Un nuevo modelo de desarrollo comienza a tomar forma en el corazón de nuestra economía. El siglo XX giró en torno al petróleo: motores a combustión, geopolítica de hidrocarburos y economías dependientes de combustibles fósiles. Hoy, avanzamos hacia un sistema basado en electrificación, energías renovables, almacenamiento e integración a sistemas descentralizados, digitales e inteligentes. No se trata solo de un cambio tecnológico: es un reordenamiento del poder y de las oportunidades de desarrollo.

Con vastos recursos clave para la electrificación y un potencial energético renovable excepcional, Chile se posiciona en la primera línea de este nuevo orden energético. ¿Nos quedaremos como simples proveedores de insumos para una transición global? ¿O seremos capaces de construir una estrategia propia que combine desarrollo productivo, protección ambiental y justicia social?
A nivel internacional, el cambio ya tiene hoja de ruta: el Tratado de No Proliferación de Combustibles Fósiles (TNPCF), un instrumento que limita la expansión de nuevas explotaciones de carbón, petróleo y gas, anticipando el fin de la era fósil. Más que una política ambiental, el TNPCF es una señal económica y política que reorienta inversiones, flujos financieros y estrategias productivas hacia un modelo post-fósil.

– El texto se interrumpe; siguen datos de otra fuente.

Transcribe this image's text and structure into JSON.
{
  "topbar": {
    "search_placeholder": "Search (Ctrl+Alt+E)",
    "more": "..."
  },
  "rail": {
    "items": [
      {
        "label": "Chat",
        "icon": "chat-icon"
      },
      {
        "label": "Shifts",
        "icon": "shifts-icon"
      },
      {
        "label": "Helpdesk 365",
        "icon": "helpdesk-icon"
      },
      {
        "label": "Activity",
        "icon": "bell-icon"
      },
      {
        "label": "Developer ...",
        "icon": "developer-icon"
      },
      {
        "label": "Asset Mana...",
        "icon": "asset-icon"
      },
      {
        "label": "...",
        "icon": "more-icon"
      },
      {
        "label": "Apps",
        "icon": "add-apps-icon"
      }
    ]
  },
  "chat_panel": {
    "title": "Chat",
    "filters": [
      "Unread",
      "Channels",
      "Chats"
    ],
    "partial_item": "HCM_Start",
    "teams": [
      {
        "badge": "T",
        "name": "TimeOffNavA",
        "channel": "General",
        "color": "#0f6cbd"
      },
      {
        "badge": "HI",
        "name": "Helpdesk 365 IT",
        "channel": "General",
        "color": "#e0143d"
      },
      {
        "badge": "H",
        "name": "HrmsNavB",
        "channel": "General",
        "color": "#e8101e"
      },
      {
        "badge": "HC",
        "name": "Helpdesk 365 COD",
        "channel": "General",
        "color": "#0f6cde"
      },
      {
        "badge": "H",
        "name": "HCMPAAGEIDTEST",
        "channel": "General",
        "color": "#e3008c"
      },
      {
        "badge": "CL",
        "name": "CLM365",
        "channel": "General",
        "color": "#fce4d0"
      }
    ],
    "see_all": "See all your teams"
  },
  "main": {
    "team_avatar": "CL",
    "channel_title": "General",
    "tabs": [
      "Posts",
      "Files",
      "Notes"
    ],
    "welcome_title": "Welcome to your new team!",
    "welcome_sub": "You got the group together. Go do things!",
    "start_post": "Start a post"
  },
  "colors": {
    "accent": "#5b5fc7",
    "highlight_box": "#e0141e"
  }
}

Para Chile, esta transformación global representa una doble oportunidad. Por un lado, nuestra escasa dotación de hidrocarburos genera una peligrosa dependencia de importaciones energéticas. Solo en 2024, estas superaron los US$14.200 millones, el 4,3 % del PIB, afectando la estabilidad macroeconómica y exponiéndonos a shocks externos.
Por otro lado, contamos con un potencial renovable extraordinario —especialmente solar y eólico—, que ya nos ha permitido alcanzar un 70% de generación eléctrica basada en fuentes no fósiles. Este avance no solo consolida nuestra soberanía energética, sino que también abre una oportunidad estratégica para mayor competitividad empresarial: al expandir nuestra capacidad de generación renovable y almacenamiento, reducimos la dependencia de combustibles fósiles, lo que se traduce en energía más barata, estable y predecible para las empresas. Esto, a su vez, atrae inversiones en sectores intensivos en energía, fortalece cadenas locales de valor y permite diversificar y complejizar la economía.
Sin embargo, muchos contratos de suministro eléctrico firmados antes de 2015 —cuando aún predominaban el carbón, el diésel o el gas— siguen indexados a los precios internacionales de esos combustibles. Son contratos inflexibles, de 15 a 20 años, que no reflejan ni el cambio tecnológico ni la baja de costos de las energías renovables. Aunque el sistema ha evolucionado radicalmente, estos contratos persisten, encareciendo las cuentas de luz e impidiendo que hogares y empresas accedan a tarifas más justas y estables.
Una red eléctrica moderna, resiliente e inteligente —capaz de gestionar flujos bidireccionales y de incorporar generación distribuida— permitiría aprovechar al máximo los bajos costos de las energías limpias, desplazando las costosas importaciones fósiles. Chile tiene la oportunidad de consolidar un sistema eficiente, descentralizado y soberano, que sea motor de desarrollo económico.
Pero la integración masiva de renovables variables como la solar y la eólica presenta desafíos técnicos relevantes. Su intermitencia exige inversión en almacenamiento, redes inteligentes, gestión de la demanda y tecnologías complementarias. Todo esto, a su vez, impulsa una cadena productiva que puede generar empleo técnico calificado en instalación, mantenimiento, ingeniería y desarrollo tecnológico.
Estos desafíos no son solo técnicos: también son políticos y sociales. Decidir cómo y dónde se invierte, qué tecnologías se priorizan y quiénes se benefician del nuevo modelo energético exige legitimidad democrática. La licencia social no se construye con precios, eficiencia técnica ni una RCA favorable. Se construye reconociendo el derecho de las comunidades a incidir en las decisiones que afectan sus territorios. La planificación participativa, la consulta libre, previa e informada y el acceso equitativo a los beneficios del cambio tecnológico son condiciones esenciales para una transición justa.
Construir una gobernanza energética sólida requiere un diálogo social permanente que articule a comunidades, empresas, gobiernos regionales y Estado en procesos deliberativos, con mecanismos claros de rendición de cuentas. Solo así será posible canalizar las discrepancias hacia acuerdos legítimos, estables y beneficiosos.
Adherir al Tratado de No Proliferación de Combustibles Fósiles sería un gesto político potente y coherente con nuestra realidad. Chile no necesita aferrarse a energías del pasado cuando cuenta con ventajas únicas. Es la opción más inteligente para nuestro futuro. El mundo está cambiando, y Chile puede mostrar el camino. No se trata de seguir la corriente, sino de marcar el ritmo que otros seguirán.